In manufacturing, for example, bringing machine learning and artificial intelligence to the production floor can bring benefits that go beyond using machine-to-machine communication to produce on-demand products or to drive predictive maintenance. Machine learning can change the very nature of manufacturing: Does there still need to be pre-defined routing for a manufacturing plant, for instance, or can machine learning influence parts instruction in completely new patterns? Transitioning manufacturing from an outsourcing model to a distributed environment, where production approaches a one-to-one consumer relationship, will have a tremendous impact on the digital supply chain.

This in turn will affect how people work. With end-to-end connectivity and automation comes a much higher volume of data. Connected devices, sensor technology, and external data such as traffic, weather, and social data all provide the business with signals. For end users, transforming these signals into insights entails far more than using static reports and spreadsheets, or picking up the telephone to ask a warehouse manager about a specific order. Enhanced automation and connectivity enables a workforce to anticipate issues and solve potential problems before they arise, and drives home the importance of machine learning to a live environment in which predictive analytics plays an important role.

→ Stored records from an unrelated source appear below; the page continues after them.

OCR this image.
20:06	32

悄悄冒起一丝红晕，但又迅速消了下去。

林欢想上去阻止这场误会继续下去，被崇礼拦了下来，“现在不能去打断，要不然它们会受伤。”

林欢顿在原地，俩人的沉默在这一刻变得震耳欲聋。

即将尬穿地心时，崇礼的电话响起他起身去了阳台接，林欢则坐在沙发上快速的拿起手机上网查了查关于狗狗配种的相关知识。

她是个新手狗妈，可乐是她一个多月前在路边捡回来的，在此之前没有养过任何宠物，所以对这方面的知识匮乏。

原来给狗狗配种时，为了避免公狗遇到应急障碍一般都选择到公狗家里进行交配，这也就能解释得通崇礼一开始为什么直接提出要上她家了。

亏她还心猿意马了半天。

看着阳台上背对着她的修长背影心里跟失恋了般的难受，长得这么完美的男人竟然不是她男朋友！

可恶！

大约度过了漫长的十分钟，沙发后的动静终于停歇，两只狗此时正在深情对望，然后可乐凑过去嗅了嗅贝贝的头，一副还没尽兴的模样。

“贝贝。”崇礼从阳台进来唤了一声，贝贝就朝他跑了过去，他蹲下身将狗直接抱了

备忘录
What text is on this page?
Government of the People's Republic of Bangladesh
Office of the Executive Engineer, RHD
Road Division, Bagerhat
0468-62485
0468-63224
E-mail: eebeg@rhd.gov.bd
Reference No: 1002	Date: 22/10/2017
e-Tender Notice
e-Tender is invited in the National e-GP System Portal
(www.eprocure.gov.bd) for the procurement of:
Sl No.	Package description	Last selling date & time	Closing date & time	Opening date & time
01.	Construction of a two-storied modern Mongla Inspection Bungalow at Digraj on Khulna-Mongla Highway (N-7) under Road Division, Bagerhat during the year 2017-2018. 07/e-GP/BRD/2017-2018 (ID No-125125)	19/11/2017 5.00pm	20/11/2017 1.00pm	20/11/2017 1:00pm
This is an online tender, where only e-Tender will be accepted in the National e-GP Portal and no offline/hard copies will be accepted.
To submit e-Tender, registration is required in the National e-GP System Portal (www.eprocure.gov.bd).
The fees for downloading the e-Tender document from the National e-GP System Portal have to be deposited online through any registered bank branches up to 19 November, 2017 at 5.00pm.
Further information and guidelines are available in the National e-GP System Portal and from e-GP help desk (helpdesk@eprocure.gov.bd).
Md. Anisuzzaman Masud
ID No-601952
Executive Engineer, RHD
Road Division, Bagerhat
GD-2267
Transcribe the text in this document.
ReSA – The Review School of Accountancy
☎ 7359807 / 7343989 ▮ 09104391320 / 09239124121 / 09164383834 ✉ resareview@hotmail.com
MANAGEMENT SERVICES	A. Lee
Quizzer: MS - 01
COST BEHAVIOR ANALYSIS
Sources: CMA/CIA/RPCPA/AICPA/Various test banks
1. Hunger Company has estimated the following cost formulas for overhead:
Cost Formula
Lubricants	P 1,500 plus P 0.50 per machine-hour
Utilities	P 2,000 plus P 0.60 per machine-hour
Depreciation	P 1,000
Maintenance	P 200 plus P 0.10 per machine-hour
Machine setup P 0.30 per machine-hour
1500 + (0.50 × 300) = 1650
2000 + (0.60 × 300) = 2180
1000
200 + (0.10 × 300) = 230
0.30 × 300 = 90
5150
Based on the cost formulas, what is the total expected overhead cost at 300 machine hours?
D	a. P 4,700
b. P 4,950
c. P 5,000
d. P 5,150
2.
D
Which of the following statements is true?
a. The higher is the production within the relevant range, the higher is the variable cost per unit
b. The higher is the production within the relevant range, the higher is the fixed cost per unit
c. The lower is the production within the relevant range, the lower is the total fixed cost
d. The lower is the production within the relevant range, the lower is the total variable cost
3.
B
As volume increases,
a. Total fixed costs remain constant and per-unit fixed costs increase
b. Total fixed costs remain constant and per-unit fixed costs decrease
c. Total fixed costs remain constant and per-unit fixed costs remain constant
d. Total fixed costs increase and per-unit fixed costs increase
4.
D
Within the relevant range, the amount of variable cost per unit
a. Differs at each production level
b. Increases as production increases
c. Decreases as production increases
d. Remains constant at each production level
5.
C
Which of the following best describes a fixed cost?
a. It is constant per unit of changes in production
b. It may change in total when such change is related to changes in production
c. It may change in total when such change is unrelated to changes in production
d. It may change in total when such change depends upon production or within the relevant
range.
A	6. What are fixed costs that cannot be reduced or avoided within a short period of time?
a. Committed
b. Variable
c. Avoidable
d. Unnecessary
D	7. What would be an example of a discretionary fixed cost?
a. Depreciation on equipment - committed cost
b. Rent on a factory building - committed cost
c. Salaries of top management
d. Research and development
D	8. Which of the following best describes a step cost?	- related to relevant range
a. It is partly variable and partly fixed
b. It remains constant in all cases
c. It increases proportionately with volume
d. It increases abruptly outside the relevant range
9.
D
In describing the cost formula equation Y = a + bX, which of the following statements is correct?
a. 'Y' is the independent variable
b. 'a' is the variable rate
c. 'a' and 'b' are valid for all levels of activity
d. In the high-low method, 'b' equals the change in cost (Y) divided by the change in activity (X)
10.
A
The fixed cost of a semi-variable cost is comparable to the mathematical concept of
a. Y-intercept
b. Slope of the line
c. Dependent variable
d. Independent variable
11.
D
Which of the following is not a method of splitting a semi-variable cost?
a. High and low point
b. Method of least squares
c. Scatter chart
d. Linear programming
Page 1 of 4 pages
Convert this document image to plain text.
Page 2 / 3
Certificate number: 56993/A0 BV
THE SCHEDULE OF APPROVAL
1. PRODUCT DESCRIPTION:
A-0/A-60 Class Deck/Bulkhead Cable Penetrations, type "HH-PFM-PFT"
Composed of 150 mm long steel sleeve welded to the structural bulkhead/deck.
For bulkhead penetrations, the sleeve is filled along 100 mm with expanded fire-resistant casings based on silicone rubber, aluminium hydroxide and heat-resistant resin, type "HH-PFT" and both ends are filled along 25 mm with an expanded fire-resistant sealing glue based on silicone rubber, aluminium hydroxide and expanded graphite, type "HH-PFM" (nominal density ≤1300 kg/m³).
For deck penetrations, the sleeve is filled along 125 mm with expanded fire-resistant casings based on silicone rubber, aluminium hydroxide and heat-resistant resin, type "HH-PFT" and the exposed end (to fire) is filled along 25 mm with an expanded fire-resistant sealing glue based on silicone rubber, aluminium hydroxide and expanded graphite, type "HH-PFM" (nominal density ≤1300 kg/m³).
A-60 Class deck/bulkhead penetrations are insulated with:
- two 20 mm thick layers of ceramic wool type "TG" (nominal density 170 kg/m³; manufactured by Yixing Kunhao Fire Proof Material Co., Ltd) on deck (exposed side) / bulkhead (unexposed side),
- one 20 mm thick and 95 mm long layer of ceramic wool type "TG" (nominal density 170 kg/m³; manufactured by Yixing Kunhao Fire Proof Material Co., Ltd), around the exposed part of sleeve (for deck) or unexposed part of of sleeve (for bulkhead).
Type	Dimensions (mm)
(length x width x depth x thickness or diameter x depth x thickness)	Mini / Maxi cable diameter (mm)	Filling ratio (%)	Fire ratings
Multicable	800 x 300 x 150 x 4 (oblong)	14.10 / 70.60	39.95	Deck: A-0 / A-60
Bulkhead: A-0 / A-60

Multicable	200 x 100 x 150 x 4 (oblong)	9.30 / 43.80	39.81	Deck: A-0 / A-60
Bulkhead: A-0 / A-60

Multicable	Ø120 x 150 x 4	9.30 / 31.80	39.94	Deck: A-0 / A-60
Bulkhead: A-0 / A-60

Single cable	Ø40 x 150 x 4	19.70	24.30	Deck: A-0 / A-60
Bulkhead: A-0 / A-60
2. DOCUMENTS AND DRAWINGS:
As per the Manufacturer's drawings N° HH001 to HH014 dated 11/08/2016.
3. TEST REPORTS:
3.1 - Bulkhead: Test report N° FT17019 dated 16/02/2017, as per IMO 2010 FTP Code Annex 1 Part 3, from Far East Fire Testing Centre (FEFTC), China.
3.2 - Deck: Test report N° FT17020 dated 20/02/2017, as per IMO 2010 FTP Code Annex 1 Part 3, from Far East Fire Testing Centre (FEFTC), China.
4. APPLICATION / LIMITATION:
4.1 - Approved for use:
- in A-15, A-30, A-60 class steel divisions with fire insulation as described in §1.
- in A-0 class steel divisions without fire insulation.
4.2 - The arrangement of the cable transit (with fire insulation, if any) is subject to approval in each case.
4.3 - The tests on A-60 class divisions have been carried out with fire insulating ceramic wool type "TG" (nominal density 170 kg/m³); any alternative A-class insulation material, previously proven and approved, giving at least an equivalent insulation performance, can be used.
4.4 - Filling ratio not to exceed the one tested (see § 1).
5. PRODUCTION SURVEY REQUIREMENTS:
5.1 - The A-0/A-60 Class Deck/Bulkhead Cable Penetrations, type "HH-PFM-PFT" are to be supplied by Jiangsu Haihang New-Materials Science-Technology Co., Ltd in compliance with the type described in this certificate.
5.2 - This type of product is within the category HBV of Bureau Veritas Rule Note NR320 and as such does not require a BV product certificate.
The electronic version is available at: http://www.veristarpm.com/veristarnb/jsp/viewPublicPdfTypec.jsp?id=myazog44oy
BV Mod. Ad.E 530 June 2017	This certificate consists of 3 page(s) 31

Going Forward in a Live Environment

A live environment is a major step forward and, as we can see, it can disrupt many preconceived notions people may have about what it means to fulfill a purchase order, stock inventory, produce a part, or sell a product. As consumers of 21st-century technology, your customers experience this kind of a live environment in untold ways; apparel can now double as a health tracking system, after all. These types of breakthroughs are occurring everywhere we look, and SAP’s IoT efforts, headlined by SAP Leonardo, will help our customers stay ahead of the game to win today’s savvy consumers.